# alle Gemüse



## Jana337

Kann man Gemüse auch als Plural benutzen, wenn es schon eine Kollektivbildung zu Mus ist? Laut Google ja, aber ich fürchte, dass selbst die Deutschen diesen Fehler machen. 

Der Satz wäre:

Alle Gemüse sind vorgekocht.

Danke,

Jana


----------



## mnzrob

Hi Jana,
Ich glaube nicht, dass man Gemüse so als Plural benutzen kann. Ich würde sagen:

"Das Gemüse ist vorgekocht." Das kann entweder ein Stück gemüse, oder mehrere verschiedene Sorten sein.
Man könnte auch sagen, "All das Gemüse ist vorgekocht", obwohl ich nicht weiss ob das 100% korrekt wäre (mit "all"). 

Rob


----------



## Jana337

Hallo Rob,

vielen Dank! Aber wie gesagt, im Google findet man viele deutsche Quellen mit "die Gemüse" 

Jana


----------



## mnzrob

Hmm, also, man kann ja "Die Gemüse Sorten" sagen, oder sowas ähnliches. Naja, warten wir mal bis ein Anderer antwortet. "Die Gemüse" einfach so hört sich aber falsch an.

Rob


----------



## Ralf

Jana337 said:
			
		

> Hallo Rob,
> 
> vielen Dank! Aber wie gesagt, im Google findet man viele deutsche Quellen mit "die Gemüse"
> 
> Jana


Mir ist auch aufgefallen, dass verschiedentlich von "die Gemüse" gesprochen wird. Möglicherweise ist dies sogar richtig. Leider habe ich gerade keinen Duden zur Hand, um mir darüber Gewissheit zu verschaffen. Aber ich gebe euch recht, "die Gemüse sind vorgekocht" klingt mehr als ungewöhnlich. Solange ich weiß, was Gemüse *ist*, sage ich "das Gemüse *ist* vorgekocht". Ich denke, dass im allgemeinen deutschen Sprachgebrauch "Gemüse" als Pluralwort angesehen wird.

Wäre im fraglichen Satz nur eine Gemüsesorte gemeint, würde man eher sagen, "die Möhren sind vorgekocht". Andererseits ist auch folgender Satz ganz normal:
"Auch Paprika ist ein Gemüse" - hier ist aber eindeutig Gemüse im Singular. Kommen mehrere Gemüsesorten zur Aufzählung wird man eher hören: "Paprika, Möhren und Blumenkohl sind Gemüse" oder "Paprika, Möhren und Blumenkohl gehören zum Gemüse" aber kaum "P., M. u. B. gehören zu den Gemüsen." - Aber 100%-ig sicher bin ich mir jedoch nicht; und je länger ich darüber nachdenke, umso unsicherer werde ich, denn so "richtig falsch" klingt "... zu den Gemüsen" eben auch nicht.
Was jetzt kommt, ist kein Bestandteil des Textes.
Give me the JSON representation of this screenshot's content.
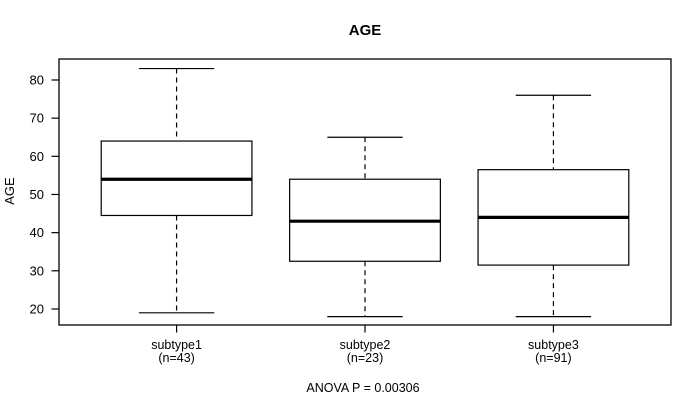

Jedenfalls ist es eine interessante Frage.

Ralf


----------



## Jana337

Ralf said:
			
		

> Leider habe ich gerade keinen Duden zur Hand, um mir darüber Gewissheit zu verschaffen. .



In meinem Duden steht leider gar nichts dazu (nur das, was ich schon in den ersten Beitrag kopiert habe - die Kollektivbildung). Das finde ich ungewöhnlich. _Duden Richtiges und gutes Deutsch_ hat mich noch nie im Stich gelassen.

Jana


----------



## c-m-p

Ich denke "Gemüse" ist ein Sammelbegriff und wird normalerweise auch so im Plural benutzt, wenn man allgemein davon spricht ... will man aber sprachlich hervorheben, dass man von verschiedene Arten von Gemüse spricht, dann kann man auch von "den Gemüsen" reden.


----------



## Jana337

Ein Zuwachs ins deutsche Forum! Herzlich willkommen! 

Jana


----------



## Whodunit

mnzrob said:
			
		

> Hi Jana,
> Ich glaube nicht, dass man Gemüse so als Plural benutzen kann. Ich würde sagen:
> 
> "Das Gemüse ist vorgekocht." Das kann entweder ein Stück gemüse, oder mehrere verschiedene Sorten sein.
> Man könnte auch sagen, "All das Gemüse ist vorgekocht", obwohl ich nicht weiss ob das 100% korrekt wäre (mit "all").
> 
> Rob



Ich finde deine Meinung gut mit dem "all" davor, obwohl die - glaube ich - ethymologische Urform "alles" hier alles entstellen würde, oder? Aber einfacher und ebenfalls (umgangssprachlich) richtig wäre doch:

"Gemüse ist vorgekocht."

Das klingt nicht unbedingt falsch, aber auch nicht ganz richtig, denke ich.


----------



## Whodunit

Jana337 said:
			
		

> In meinem Duden steht leider gar nichts dazu (nur das, was ich schon in den ersten Beitrag kopiert habe - die Kollektivbildung). Das finde ich ungewöhnlich. _ Duden – Richtiges und gutes Deutsch_ hat mich noch nie im Stich gelassen.
> 
> Jana



Du solltest auf jeden Fall einen Bindestrich, besser noch Gedankenstrich in dein "Zitat" der Dudenaufschrift einfügen, da man sonst mit "Duden Richtiges ... Deutsch" ein wenig durcheinander kommen würde. Mir ist auch  aufgefallen, dass du den Duden als eine Art Mensch (wie eben Konrad Duden) behandelst (ohne Artikel etc.), aber er wird sprachlich wie ein Buch genutzt, nur eben als männliche Form. Ein ähnliches Beispiel wäre noch "der Brockhaus", obwohl z.B. Haus neutral ist. — Eine feine Idee für einen neuen Thread.


----------



## Whodunit

c-m-p said:
			
		

> Ich denke "Gemüse" ist ein Sammelbegriff und wird normalerweise auch so im Plural benutzt, wenn man allgemein davon spricht ... will man aber sprachlich hervorheben, dass man von verschiedene*n* Arten von Gemüse spricht, dann kann man auch von "den Gemüsen" reden.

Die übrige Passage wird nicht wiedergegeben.